Bu faslın üzerine gene "lalalay lalay....kudur kudur kudur" diye birkaç defa daha belediye oyuncularına ve özellikle volkana sataşmalar başladı. Soğuma hareketlerini önümüzde yapan belediyenin yabancıları garip bakışlarla bizi izlemeye başladı, biz ise aralarından ulaş,volkan gibi birkaçını seçip özel ilgi gösteriyorduk. Gene volkanınpara için bizi satışıyla ilgili ona özel beste söyleniveriyordu. Sonra "volkan oldu mu Fenerbahçe koydu mu" falan derken o da güya yere uzanmış bacağını bize doğru kaldırıp gülerek soğuma hareketi yapıyordu. Gene ona skoru işaret edip kolla geçirme işaretleri sonrası kudur kudur kudur diye takılıverdik.
Bu esnada oyuncularımızı tebrik ede ede soyunma odası kapısına doğru yönelen yöneticimize "Hakan Dinçay Hakan Dinçay oley" diye tezahürat ettik, o da bizi selamlayıp gitti.
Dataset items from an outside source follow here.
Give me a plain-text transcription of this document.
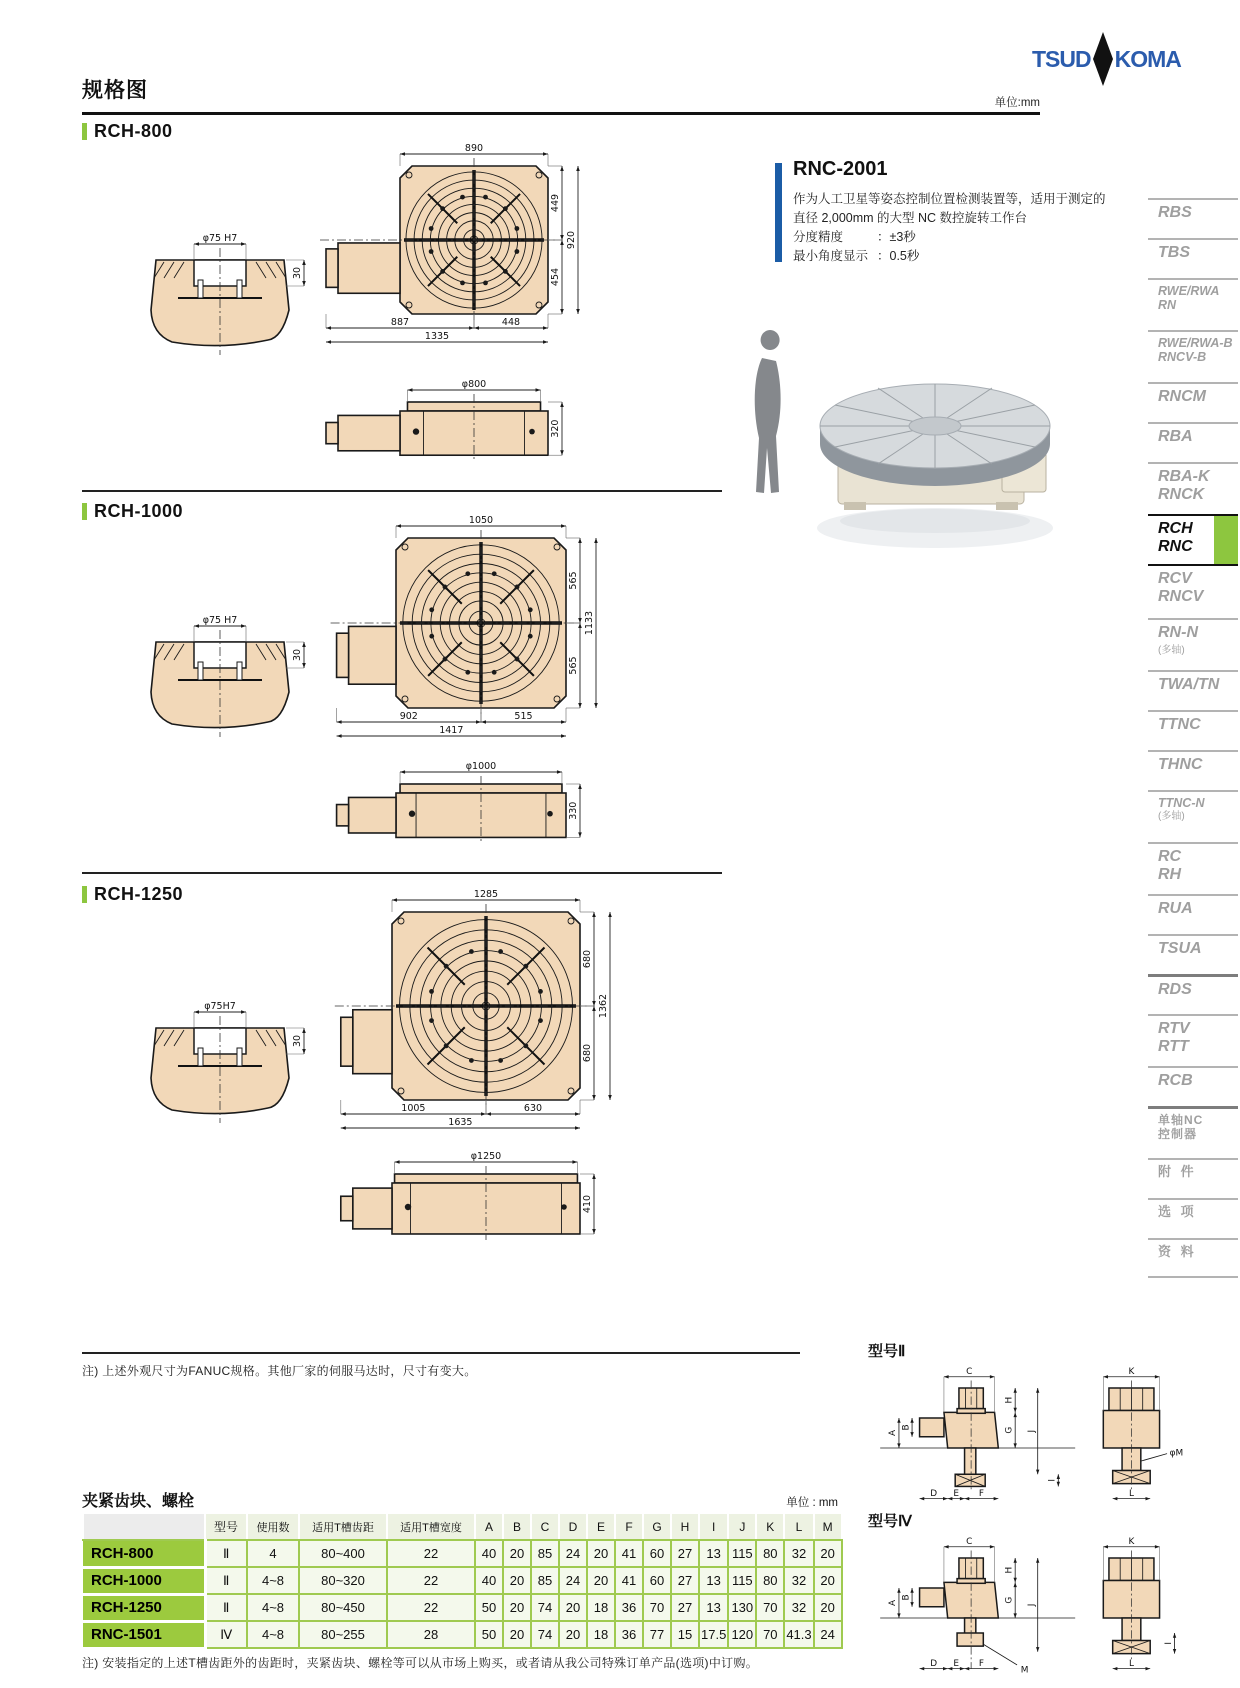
TSUD KOMA
规格图
单位:mm
RCH-800
890
449
454
920
887	448
1335
φ800
320
φ75 H7
30
RCH-1000	1050
565
565
1133
902	515
1417
φ1000
330
φ75 H7
30
RCH-1250	1285
680
680
1362
1005	630
1635
φ1250
410
φ75H7
30
注) 上述外观尺寸为FANUC规格。其他厂家的伺服马达时，尺寸有变大。
RNC-2001
作为人工卫星等姿态控制位置检测装置等，适用于测定的
直径 2,000mm 的大型 NC 数控旋转工作台
分度精度	：±3秒
最小角度显示 ：0.5秒
RBS
TBS
RWE/RWA
RN
RWE/RWA-B
RNCV-B
RNCM
RBA
RBA-K
RNCK
RCH
RNC
RCV
RNCV
RN-N
(多轴)
TWA/TN
TTNC
THNC
TTNC-N
(多轴)
RC
RH
RUA
TSUA
RDS
RTV
RTT
RCB
单轴NC
控制器
附 件
选 项
资 料
夹紧齿块、螺栓	单位 : mm
	型号	使用数	适用T槽齿距	适用T槽宽度	A	B	C	D	E	F	G	H	I	J	K	L	M
RCH-800	Ⅱ	4	80~400	22	40	20	85	24	20	41	60	27	13	115	80	32	20
RCH-1000	Ⅱ	4~8	80~320	22	40	20	85	24	20	41	60	27	13	115	80	32	20
RCH-1250	Ⅱ	4~8	80~450	22	50	20	74	20	18	36	70	27	13	130	70	32	20
RNC-1501	Ⅳ	4~8	80~255	28	50	20	74	20	18	36	77	15	17.5	120	70	41.3	24
注) 安装指定的上述T槽齿距外的齿距时，夹紧齿块、螺栓等可以从市场上购买，或者请从我公司特殊订单产品(选项)中订购。
型号Ⅱ
C
A
B
H
G J
I
D E F
K
L
φM
型号Ⅳ
C
A
B
H
G
J
M
D E F
K
L
I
İki haftasonu üstüste aldığımız zor galibiyetlerle gelen liderliğin keyfiyle eve dönmüştüm ki, Fenerbahçe tv de maçı gösteriyordu. Maçın tekrarını veriyorlar şimdi derken, meğersem geriden takip edip banttan veriyorlarmış. Sivas deplasmanındaki çok büyük zafer üzerine yayın akışını programlamaları çok büyük bir saçmalık olmuş.

Birşey daha söylemek lazım ki ben eve gelip izlemeye başladığımda maçın son kısımlarıydı. O salon duvarlarının yarattığı soğuk ortam, o televizyonun salondan yansıttığı düşük ses seviyesi gerçekten çok büyük tezat oluşturuyor. Ne yazık ki orada salonda canlı yaşadığımız sıcak maç ortamıyla, televizyon başından izlerken gözüken soğuk ortamın pek bir alakası olmuyor. Bu salonda oynamaya devam ettikçe ve bu yetersiz tv olanakları,yayın anlayışları sürdüğü sürece; yaşanan coşkuların taraftara yansıtılması, o hissiyatla daha fazla insanları cezbedip salonlara çekmesi pek mümkün gözükmüyor.

Kerem GÜRSEL (Sensibleturk)

1 yorum:

Özgür dedi ki...

Çok çok güzel bir değerlendirme. Böyle bir yazı gerekliydi. Teşekkürler.